It is nearly the four year anniversary since the Iraqi National Museum and the Iraqi National Library and Archives were looted and seriously damaged by vandalism. I’ve been researching the story of what has happened to both institutions for a diary I intend to post next week. I came across something today, though, that cannot wait. I found the on-line journal of the Director General of the Iraq National Library and Archive (INLA), Saad Eskander, and it is a remarkable, heart rending and incredibly enlightening to read.
We lost Iraq almost immediately after the fall of Baghdad, and everything since then has been a half-assed attempt to put a Band-Aid on the bullet hole.
Atrios calls it the incompetence dodge with regard to the war, but for me it’s not so much, “I would be for blowing shit up if we could do it efficiently” as it is “If you are going to go to hell, try to take as few people with you as possible.” The one is rationalizing your own support for the war, the other is just a thin wisp of hope you won’t be as fucked as the sick feeling in your stomach tells you you will. Once the war started I moved from having thought it was a shitty idea to thinking it was a shitty idea but also hoping it wouldn’t deteriorate into the kind of nightmare it is today. And that hope disappeared when the looting started, because that’s when we lost it.

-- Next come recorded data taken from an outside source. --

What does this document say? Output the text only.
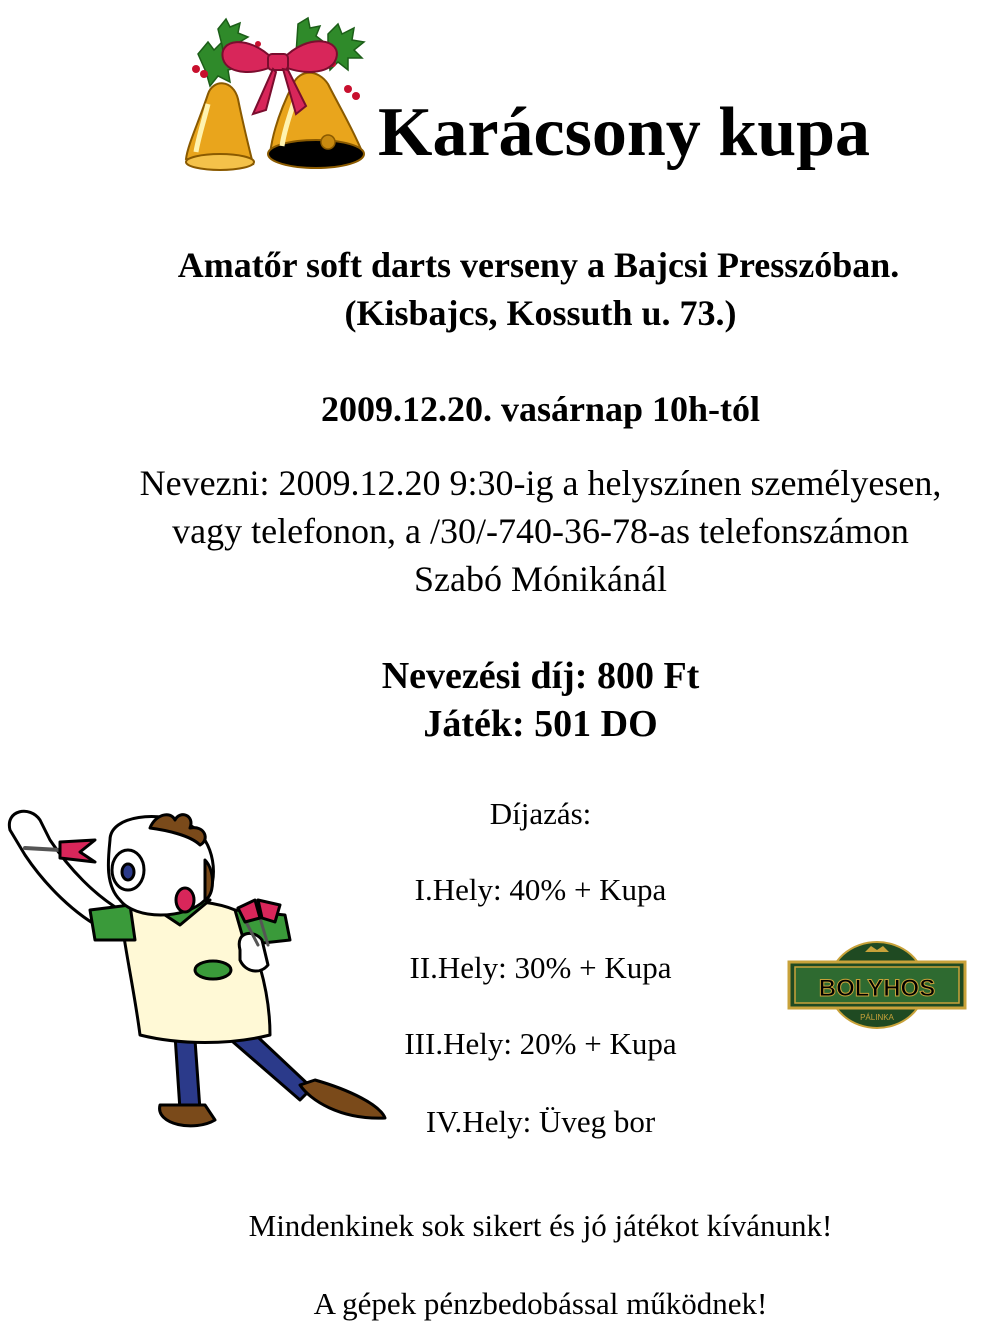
Karácsony kupa
Amatőr soft darts verseny a Bajcsi Presszóban.
(Kisbajcs, Kossuth u. 73.)
2009.12.20. vasárnap 10h-tól
Nevezni: 2009.12.20 9:30-ig a helyszínen személyesen,
vagy telefonon, a /30/-740-36-78-as telefonszámon
Szabó Mónikánál
Nevezési díj: 800 Ft
Játék: 501 DO
Díjazás:
I.Hely: 40% + Kupa
II.Hely: 30% + Kupa
III.Hely: 20% + Kupa
IV.Hely: Üveg bor
BOLYHOS
PÁLINKA
Mindenkinek sok sikert és jó játékot kívánunk!
A gépek pénzbedobással működnek!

That’s when we basically said to the Iraqis, we have no intention of doing anything we said we were going to do. That’s when we basically said, eh, get what you can, settle the scores you want to settle, you’re on your own.
And you can play catch-up all you want now, and say, we can fix it if we have enough troops money will love clapping kittens unicorns candy giveaways. You can say, NOW we get it, NOW we want to stop the violence, NOW we want you to be happy, NOW we’re ready to do whatever it takes. Doesn’t really matter. First impressions count. And our first impressions were bombs. Our second impressions were images of people standing around while people carried off a civilization’s history.
We let the books burn. That’s when it was over.